Read Boykoff's most recent piece, co-authored with Dave Zirin in The Nation: "The 2024 Olympics Are Already Dealing With Multiple Political Crises."

Saturday, June 8
4:00 to 5:15 p.m.

Los Angeles Public Library Goldwyn Hollywood Regional Branch
1623 Ivar Ave.
Los Angeles, CA 90028

RSVP here and share the flyer on Instagram. Here's the official LAPL listing to share as well and you can explore Boykoff's books in the LAPL collection with your library card.

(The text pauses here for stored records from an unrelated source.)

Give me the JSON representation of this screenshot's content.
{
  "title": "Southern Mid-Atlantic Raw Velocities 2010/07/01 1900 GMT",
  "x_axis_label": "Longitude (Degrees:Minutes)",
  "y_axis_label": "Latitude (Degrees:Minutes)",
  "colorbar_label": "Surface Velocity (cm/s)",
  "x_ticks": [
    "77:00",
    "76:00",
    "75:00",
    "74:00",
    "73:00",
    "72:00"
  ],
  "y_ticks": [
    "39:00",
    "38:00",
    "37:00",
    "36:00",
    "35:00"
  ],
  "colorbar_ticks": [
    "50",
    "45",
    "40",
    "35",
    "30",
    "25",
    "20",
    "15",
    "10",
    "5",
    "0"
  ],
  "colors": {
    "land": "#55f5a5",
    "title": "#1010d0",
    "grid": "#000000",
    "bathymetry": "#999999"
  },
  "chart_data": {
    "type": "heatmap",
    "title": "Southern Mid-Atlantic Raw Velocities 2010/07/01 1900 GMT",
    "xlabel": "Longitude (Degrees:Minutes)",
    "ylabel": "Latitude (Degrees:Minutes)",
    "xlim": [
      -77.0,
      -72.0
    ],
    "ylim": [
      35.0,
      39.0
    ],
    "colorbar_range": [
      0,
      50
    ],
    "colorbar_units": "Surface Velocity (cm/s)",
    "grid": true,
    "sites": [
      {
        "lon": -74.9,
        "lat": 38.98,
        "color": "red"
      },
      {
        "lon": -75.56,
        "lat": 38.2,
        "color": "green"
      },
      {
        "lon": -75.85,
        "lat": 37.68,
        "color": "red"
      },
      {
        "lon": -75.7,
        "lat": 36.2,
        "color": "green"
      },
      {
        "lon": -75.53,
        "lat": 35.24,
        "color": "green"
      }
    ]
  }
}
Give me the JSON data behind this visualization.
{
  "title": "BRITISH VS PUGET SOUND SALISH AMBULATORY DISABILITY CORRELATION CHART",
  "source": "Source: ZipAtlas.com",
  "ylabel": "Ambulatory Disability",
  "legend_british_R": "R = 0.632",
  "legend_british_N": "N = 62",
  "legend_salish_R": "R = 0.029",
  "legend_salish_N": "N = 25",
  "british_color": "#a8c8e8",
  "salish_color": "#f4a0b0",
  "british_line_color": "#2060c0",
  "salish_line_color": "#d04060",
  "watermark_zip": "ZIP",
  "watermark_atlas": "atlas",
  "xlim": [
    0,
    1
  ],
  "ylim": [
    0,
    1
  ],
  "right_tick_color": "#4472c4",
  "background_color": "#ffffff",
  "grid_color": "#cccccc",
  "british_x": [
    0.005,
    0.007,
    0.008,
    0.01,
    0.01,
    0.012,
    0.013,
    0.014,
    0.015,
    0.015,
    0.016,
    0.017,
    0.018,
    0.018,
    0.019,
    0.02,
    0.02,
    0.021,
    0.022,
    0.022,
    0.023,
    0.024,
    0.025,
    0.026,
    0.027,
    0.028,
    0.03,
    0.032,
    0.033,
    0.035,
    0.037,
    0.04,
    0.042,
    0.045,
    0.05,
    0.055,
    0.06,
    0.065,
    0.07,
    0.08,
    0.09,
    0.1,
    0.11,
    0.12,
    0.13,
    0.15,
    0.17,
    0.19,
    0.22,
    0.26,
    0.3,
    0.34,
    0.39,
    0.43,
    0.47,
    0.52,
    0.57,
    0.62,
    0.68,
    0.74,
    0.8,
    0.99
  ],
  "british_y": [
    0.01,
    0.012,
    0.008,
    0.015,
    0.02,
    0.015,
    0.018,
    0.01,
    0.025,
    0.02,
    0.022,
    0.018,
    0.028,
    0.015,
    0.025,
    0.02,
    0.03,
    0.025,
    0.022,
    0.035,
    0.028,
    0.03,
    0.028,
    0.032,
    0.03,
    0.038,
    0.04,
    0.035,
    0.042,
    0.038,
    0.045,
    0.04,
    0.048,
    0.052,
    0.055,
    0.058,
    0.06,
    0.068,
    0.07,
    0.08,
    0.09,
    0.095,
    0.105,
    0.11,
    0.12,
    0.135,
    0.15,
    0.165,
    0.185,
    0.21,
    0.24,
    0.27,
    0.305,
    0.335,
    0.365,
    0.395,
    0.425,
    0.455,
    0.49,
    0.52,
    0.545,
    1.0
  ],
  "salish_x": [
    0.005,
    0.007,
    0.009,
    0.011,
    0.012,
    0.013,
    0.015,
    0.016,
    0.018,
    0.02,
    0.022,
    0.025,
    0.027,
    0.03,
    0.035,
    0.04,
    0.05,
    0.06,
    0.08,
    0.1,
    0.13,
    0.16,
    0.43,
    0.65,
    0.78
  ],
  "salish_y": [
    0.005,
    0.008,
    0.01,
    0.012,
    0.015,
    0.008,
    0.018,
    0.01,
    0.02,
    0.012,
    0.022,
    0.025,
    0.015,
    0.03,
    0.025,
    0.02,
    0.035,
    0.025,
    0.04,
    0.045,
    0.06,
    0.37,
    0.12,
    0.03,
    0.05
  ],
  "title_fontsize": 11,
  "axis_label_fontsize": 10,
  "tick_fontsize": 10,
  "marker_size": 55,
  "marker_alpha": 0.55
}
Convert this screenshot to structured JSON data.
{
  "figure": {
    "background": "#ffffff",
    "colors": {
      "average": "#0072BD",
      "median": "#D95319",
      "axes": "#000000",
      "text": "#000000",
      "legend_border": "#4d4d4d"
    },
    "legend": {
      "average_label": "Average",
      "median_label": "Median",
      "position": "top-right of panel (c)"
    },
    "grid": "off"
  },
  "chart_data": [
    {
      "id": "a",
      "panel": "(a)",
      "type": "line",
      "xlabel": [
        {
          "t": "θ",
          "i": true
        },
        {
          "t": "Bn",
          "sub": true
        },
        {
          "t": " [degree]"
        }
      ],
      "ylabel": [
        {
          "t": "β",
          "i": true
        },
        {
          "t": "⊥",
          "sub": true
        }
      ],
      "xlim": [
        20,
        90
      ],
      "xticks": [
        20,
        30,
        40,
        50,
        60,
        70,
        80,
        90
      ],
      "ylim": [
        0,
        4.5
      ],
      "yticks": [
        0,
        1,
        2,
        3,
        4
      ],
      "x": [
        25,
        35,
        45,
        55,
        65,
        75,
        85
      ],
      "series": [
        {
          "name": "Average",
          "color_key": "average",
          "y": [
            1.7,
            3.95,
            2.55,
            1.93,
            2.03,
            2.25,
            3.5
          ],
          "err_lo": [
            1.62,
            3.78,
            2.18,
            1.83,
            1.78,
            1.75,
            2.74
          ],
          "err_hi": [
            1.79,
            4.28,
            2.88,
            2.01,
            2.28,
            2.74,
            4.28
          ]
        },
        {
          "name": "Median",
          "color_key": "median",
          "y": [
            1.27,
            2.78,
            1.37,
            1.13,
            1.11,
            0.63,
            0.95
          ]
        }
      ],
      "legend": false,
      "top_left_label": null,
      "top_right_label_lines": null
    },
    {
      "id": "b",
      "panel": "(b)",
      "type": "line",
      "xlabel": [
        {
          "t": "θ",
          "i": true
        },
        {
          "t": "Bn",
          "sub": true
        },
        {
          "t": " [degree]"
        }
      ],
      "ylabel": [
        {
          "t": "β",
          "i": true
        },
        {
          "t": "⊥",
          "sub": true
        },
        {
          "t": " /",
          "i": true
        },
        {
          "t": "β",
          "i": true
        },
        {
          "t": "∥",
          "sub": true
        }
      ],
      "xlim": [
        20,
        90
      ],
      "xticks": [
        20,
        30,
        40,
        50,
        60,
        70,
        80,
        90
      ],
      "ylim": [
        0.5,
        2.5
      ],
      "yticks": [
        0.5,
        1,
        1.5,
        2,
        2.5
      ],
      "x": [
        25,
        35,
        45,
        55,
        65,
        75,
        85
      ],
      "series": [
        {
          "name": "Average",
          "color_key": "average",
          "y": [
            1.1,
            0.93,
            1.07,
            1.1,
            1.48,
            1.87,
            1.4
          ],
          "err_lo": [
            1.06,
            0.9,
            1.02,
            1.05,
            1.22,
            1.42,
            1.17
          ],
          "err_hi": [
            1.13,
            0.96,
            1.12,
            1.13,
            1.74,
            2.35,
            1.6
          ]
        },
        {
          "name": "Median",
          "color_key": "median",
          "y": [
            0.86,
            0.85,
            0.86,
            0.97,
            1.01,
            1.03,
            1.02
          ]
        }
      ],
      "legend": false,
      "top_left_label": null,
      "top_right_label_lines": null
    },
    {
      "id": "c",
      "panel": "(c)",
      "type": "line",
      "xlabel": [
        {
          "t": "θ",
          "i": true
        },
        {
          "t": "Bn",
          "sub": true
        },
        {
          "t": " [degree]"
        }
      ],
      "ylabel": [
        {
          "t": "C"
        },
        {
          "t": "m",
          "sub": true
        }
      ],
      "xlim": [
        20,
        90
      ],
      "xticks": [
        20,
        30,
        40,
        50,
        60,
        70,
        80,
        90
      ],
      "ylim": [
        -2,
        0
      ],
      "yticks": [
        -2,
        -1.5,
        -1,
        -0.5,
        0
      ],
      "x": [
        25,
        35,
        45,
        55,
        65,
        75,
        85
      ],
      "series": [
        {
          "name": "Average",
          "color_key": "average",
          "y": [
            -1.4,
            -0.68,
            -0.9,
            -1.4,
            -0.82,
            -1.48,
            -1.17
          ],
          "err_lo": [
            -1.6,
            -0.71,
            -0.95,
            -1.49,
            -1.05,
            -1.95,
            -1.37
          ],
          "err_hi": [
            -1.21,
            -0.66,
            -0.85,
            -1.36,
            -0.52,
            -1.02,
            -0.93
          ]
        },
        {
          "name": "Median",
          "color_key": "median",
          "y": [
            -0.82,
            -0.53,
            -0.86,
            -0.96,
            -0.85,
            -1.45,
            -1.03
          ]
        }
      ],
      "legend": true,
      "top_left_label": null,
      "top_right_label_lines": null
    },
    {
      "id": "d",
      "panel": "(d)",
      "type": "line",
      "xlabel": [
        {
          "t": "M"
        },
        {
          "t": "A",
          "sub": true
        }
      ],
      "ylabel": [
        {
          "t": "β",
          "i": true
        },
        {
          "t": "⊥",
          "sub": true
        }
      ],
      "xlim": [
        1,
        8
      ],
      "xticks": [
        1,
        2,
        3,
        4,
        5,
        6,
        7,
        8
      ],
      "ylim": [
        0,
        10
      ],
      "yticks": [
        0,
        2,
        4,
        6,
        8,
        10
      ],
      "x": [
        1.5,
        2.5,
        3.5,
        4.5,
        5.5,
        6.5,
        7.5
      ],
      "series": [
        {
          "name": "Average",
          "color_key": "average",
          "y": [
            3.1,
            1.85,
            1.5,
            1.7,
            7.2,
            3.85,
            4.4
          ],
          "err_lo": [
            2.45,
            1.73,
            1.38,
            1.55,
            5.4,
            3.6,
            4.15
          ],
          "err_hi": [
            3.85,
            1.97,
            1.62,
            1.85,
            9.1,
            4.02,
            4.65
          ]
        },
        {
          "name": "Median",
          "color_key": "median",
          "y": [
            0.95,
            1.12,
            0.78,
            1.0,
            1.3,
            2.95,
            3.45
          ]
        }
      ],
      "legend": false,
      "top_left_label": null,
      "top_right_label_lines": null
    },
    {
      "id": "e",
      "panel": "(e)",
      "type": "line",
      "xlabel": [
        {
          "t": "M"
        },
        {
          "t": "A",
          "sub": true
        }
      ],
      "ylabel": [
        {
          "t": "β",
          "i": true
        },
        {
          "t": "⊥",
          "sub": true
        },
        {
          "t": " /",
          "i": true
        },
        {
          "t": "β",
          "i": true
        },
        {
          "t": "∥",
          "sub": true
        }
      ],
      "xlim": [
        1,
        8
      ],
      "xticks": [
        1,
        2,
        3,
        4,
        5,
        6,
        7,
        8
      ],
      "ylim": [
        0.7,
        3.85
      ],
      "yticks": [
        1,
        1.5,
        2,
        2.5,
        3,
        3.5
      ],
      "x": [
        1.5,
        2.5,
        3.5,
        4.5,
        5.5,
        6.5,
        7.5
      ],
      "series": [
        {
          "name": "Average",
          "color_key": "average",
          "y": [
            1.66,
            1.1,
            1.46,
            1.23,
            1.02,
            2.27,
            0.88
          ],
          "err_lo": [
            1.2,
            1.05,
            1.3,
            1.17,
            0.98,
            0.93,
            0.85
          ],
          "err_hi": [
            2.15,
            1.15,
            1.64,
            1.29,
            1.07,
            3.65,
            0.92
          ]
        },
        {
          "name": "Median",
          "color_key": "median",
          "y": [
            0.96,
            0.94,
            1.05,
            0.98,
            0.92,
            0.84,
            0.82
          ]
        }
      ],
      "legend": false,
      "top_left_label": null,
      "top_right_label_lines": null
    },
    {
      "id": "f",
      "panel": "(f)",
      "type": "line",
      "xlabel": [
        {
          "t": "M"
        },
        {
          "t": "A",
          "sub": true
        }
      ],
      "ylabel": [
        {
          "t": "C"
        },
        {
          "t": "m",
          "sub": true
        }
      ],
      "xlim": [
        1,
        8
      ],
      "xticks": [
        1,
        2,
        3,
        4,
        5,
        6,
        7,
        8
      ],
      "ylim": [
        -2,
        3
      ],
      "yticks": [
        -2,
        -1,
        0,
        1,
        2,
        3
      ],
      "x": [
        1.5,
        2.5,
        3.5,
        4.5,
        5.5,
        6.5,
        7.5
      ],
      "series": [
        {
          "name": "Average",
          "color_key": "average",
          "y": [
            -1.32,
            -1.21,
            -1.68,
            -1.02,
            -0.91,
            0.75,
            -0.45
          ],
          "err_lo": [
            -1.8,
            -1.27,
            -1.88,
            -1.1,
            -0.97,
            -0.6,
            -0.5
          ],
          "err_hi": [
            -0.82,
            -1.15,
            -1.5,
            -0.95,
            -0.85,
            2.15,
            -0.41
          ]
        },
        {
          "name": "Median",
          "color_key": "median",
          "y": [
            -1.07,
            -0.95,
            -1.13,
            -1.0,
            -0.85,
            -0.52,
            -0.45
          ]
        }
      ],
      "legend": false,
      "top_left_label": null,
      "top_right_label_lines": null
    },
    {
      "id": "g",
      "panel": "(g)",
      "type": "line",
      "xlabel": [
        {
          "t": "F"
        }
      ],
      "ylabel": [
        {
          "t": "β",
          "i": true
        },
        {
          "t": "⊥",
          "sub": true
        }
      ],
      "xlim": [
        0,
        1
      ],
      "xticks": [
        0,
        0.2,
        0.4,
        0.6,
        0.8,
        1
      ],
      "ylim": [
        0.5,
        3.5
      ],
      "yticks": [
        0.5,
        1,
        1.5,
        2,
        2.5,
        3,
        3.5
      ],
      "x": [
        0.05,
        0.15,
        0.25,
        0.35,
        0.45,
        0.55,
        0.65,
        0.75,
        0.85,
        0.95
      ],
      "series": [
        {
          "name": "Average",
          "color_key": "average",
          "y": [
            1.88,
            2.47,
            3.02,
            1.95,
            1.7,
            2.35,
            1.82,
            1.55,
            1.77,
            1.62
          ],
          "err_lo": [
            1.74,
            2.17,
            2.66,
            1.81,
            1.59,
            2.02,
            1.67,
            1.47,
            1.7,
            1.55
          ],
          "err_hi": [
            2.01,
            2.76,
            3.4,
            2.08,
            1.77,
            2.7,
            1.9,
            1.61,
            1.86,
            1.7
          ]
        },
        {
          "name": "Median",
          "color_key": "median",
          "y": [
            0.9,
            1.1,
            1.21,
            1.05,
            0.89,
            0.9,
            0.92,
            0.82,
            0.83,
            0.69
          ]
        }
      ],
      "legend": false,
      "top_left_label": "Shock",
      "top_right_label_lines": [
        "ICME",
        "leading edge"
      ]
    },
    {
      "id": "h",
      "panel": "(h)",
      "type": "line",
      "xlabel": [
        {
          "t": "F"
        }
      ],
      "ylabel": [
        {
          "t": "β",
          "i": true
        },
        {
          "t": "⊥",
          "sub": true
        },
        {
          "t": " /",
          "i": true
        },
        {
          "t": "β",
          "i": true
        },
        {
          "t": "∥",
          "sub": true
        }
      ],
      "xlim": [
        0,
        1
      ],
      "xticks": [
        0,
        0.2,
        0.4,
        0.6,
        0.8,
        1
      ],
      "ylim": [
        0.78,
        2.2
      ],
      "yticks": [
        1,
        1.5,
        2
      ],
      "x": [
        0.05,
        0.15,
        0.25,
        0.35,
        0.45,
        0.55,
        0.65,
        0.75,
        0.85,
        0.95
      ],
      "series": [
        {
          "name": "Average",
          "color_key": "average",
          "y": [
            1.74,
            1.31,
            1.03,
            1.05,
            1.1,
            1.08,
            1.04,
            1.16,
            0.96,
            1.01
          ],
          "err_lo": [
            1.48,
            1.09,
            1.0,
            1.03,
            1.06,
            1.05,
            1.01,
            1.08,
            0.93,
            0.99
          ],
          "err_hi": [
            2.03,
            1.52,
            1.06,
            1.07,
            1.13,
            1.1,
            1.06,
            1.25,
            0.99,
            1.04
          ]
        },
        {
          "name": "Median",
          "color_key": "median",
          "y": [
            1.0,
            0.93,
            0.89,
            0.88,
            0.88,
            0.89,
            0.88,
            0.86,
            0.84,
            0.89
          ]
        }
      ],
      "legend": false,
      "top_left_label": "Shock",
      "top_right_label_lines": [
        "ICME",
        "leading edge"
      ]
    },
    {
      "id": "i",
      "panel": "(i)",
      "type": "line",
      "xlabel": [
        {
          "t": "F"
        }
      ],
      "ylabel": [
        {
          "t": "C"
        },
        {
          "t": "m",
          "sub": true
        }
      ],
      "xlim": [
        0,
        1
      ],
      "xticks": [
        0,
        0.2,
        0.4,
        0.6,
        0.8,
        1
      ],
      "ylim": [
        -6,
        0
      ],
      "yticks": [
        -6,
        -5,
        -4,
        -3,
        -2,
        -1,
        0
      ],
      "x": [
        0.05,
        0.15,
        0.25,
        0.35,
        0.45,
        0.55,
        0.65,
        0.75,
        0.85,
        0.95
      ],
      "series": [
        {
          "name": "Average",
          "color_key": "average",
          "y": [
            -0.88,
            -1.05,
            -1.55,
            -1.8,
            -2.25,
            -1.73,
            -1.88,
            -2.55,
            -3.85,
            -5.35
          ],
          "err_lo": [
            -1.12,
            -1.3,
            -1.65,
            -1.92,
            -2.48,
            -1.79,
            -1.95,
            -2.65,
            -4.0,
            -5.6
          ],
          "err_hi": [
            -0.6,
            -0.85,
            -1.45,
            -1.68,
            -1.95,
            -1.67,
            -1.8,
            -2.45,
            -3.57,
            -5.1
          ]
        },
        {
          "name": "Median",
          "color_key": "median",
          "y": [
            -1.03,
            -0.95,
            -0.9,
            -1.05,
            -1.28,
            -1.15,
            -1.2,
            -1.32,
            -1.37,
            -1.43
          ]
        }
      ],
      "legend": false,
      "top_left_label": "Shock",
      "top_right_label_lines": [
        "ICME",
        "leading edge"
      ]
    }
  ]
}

Jules and Alissa will be introduced by Rachel Reyes, co-host of LA Podcast and a member of NOlympics LA.

Jules Boykoff is the author of six books on the politics of the Olympics including NOlympians: Inside the Fight Against Capitalist Mega-Sport in Los Angeles, Tokyo, and Beyond (Fernwood, 2020), and Power Games: A Political History of the Olympics (Verso, 2016). He has written on the Olympic Games for popular publications like the New York TimesThe Guardian, the Los Angeles TimesAsahi Shimbun, and Folha de São Paulo, and for academic journals, such as Sociology of Sport Journal, the International Journal of the History of Sport, and the Connecticut Journal of International Law. Boykoff lived in England before and during the 2012 London Olympics and was a Fulbright research fellow in Brazil before and during the 2016 Summer Games. He has lectured on the Olympics around the world, from Tokyo to Paris to Rio de Janeiro to Los Angeles. He teaches political science at Pacific University in Oregon.

Alissa Walker is a writer based in Los Angeles where she has covered transportation, housing, urban design, public space, and environmental policy for two decades. She is the co-host of LA Podcast and writes the newsletter Torched, which tracks the legacy improvements that LA is making for the 2028 Summer Olympics. Alissa is the 2021 recipient of the Steven Heller Prize for Cultural Commentary for her writing on design and urbanism, and played herself on the traffic safety episode of Adam Conover’s show Adam Ruins Everything, “Adam Ruins a Murder.” She lives in Historic Filipinotown where she is an avid ice cream consumer and a mom to the city's two most enthusiastic public transit riders.